Desmond T. Doss was a “conscientious objector,” or someone who for reason of conscience objects to serving in the armed forces. In other words, because of Desmond Doss’ belief, he was exempt from serving his country in World War II. In Doss’s case, he was a Seventh-day Adventist, and he believed strongly in the 10 commandments as having Sunday be the sabbath, a time of worship. Doss believed so strongly that no man should take another man’s life that he refuses to kill the enemy soldiers or ever carry a weapon into combat. That didn’t stop Doss from applying and becoming a part of the armed forces. It’s no surprise that Doss was an odd member of the armed forces, and he even had the other members of his squad beat on him and call him names such as “Holy Joe” or “Holy Jesus.” Doss was supposed to be a medic, but was put into a rifle company in order to pressure him to pick up a weapon. Doss struggled to get the respect he deserved, but when the time came around for them to be shipped out, Doss had become a medic in the armed forces.

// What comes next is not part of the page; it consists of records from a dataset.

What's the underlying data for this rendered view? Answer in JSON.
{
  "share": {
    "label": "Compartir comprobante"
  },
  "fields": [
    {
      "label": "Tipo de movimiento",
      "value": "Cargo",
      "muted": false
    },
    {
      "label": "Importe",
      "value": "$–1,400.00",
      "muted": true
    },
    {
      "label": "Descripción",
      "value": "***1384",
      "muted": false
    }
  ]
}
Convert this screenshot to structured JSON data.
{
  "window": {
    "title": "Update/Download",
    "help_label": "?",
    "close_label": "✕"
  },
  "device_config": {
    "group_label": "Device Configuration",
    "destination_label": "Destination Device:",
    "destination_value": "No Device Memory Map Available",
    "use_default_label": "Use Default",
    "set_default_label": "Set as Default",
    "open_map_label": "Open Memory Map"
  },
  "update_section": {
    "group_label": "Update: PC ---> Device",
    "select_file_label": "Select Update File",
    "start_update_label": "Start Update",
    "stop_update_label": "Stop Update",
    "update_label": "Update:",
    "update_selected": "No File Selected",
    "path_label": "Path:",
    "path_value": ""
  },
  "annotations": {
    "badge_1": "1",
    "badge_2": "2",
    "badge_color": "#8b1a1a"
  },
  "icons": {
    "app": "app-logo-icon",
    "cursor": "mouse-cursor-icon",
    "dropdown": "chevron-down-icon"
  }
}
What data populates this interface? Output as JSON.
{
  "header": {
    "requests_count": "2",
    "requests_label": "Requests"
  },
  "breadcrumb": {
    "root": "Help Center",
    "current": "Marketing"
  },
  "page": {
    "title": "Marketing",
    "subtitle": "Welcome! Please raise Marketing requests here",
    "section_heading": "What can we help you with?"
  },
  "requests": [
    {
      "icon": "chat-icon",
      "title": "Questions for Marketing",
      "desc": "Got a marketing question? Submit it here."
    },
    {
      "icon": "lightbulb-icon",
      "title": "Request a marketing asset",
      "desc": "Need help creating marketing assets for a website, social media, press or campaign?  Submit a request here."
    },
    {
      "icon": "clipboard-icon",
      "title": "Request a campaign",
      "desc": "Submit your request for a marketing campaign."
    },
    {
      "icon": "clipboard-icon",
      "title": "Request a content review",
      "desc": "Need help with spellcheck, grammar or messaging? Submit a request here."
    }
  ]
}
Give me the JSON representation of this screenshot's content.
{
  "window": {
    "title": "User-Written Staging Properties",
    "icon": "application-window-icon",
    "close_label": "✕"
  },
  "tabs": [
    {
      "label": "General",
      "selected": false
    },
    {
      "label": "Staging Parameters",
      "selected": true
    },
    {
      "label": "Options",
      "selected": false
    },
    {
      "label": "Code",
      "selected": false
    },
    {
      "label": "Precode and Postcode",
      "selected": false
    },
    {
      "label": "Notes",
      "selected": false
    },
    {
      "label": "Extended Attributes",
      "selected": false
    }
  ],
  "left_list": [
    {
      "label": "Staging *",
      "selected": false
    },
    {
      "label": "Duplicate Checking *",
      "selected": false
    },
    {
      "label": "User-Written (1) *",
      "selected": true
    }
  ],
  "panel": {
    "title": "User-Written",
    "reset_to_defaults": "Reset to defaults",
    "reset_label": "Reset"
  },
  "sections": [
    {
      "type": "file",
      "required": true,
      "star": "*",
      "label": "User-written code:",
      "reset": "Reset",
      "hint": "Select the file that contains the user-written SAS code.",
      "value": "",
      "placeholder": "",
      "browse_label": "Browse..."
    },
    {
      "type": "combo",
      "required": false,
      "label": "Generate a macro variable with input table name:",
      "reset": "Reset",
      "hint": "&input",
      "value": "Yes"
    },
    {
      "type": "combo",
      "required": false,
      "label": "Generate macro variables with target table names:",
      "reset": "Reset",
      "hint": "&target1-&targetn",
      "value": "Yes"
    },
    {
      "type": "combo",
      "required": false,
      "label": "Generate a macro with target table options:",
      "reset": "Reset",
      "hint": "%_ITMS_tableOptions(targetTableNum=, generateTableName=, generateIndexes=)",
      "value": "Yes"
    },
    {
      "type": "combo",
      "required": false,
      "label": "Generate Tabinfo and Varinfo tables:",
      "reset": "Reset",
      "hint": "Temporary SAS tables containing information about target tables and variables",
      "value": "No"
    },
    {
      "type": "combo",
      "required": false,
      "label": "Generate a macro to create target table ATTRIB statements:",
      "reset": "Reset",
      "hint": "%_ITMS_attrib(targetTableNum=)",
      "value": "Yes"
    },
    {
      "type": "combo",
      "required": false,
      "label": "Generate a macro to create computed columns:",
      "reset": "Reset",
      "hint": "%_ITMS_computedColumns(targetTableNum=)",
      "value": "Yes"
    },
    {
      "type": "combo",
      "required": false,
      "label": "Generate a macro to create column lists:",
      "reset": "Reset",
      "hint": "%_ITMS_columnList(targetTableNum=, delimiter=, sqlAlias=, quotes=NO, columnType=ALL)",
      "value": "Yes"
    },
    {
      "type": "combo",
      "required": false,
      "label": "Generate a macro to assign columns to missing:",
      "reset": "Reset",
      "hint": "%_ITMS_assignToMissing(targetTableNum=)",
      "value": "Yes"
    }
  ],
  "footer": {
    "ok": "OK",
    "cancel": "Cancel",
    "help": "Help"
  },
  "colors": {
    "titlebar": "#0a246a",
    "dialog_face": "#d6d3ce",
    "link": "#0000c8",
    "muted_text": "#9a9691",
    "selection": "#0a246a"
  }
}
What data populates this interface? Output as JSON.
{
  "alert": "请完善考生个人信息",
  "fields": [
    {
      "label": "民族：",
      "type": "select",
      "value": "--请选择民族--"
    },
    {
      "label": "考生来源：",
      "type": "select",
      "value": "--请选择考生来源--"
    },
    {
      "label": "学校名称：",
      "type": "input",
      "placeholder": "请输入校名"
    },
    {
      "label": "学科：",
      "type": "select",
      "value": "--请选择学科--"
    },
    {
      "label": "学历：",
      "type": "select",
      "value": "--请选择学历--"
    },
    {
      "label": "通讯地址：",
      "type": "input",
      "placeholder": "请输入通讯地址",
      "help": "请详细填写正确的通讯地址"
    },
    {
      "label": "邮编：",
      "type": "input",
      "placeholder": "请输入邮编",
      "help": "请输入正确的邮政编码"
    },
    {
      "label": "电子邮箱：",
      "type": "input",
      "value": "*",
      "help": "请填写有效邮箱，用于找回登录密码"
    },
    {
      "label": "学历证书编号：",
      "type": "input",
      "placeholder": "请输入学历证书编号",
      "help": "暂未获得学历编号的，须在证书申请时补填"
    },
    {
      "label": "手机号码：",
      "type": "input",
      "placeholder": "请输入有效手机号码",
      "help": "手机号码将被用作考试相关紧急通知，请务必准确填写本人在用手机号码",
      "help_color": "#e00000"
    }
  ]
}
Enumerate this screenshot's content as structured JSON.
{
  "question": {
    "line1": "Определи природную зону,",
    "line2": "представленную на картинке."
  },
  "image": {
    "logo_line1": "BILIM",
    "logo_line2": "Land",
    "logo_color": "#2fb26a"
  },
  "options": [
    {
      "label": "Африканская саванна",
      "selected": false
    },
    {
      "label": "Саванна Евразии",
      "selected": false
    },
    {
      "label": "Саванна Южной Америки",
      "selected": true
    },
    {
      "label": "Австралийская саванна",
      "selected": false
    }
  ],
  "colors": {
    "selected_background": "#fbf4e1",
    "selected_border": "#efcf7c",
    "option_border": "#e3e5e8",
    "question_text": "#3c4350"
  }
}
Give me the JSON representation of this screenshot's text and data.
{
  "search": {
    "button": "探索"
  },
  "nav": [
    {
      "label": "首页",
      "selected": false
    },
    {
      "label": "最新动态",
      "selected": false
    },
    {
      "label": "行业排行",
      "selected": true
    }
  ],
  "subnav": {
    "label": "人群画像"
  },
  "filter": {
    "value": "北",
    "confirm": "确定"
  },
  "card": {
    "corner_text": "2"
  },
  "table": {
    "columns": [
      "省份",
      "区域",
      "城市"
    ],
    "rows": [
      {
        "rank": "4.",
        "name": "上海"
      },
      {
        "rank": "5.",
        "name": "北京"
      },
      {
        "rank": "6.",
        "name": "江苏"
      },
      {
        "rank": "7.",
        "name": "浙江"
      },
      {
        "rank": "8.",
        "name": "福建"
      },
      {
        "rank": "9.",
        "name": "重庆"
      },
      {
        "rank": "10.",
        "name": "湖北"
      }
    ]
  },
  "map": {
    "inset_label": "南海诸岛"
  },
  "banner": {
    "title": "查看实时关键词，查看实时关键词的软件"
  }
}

The reason I have told you all this is because Doss, without ever picking up a weapon, saved 75 lives in World War II. That number came from Doss recalling that he believes he saved 50 men, and his commanding officers saying he saved more than 100–and so the number 75 comes. Doss saved so many people that it was said that the armed forces would find Japanese soldiers with United States bandages and they would know that Doss had helped them out. That got him into a lot of trouble. Doss was also the first conscientious objector to earn the Medal of Honor from the United States. Even that was a fight, with his superiors having to fight to get Doss the recognition he deserved for his service. Doss died in 2006, but was a humble man to the end. Go educate yourself on this soldier who has been somewhat forgotten in the sands of time: it might give you hope in the spirit of humanity.
The reason I have made you read this is because we all need to remember that even in the darkest times of history, the future humans will look back and see all the people who changed history, even if they just kept true to their beliefs and didn’t allow anyone to change them. Desmond T. Doss was a hero who has been brought back into the public eye in a time where everyone needs some hope. Doss was a savior in a time where the only option was to kill, and you can be just like him. In a time where it is easier to hate and blame than it is to love, please just love because that is what is needed. And you never know–maybe someday you will get a movie about you too.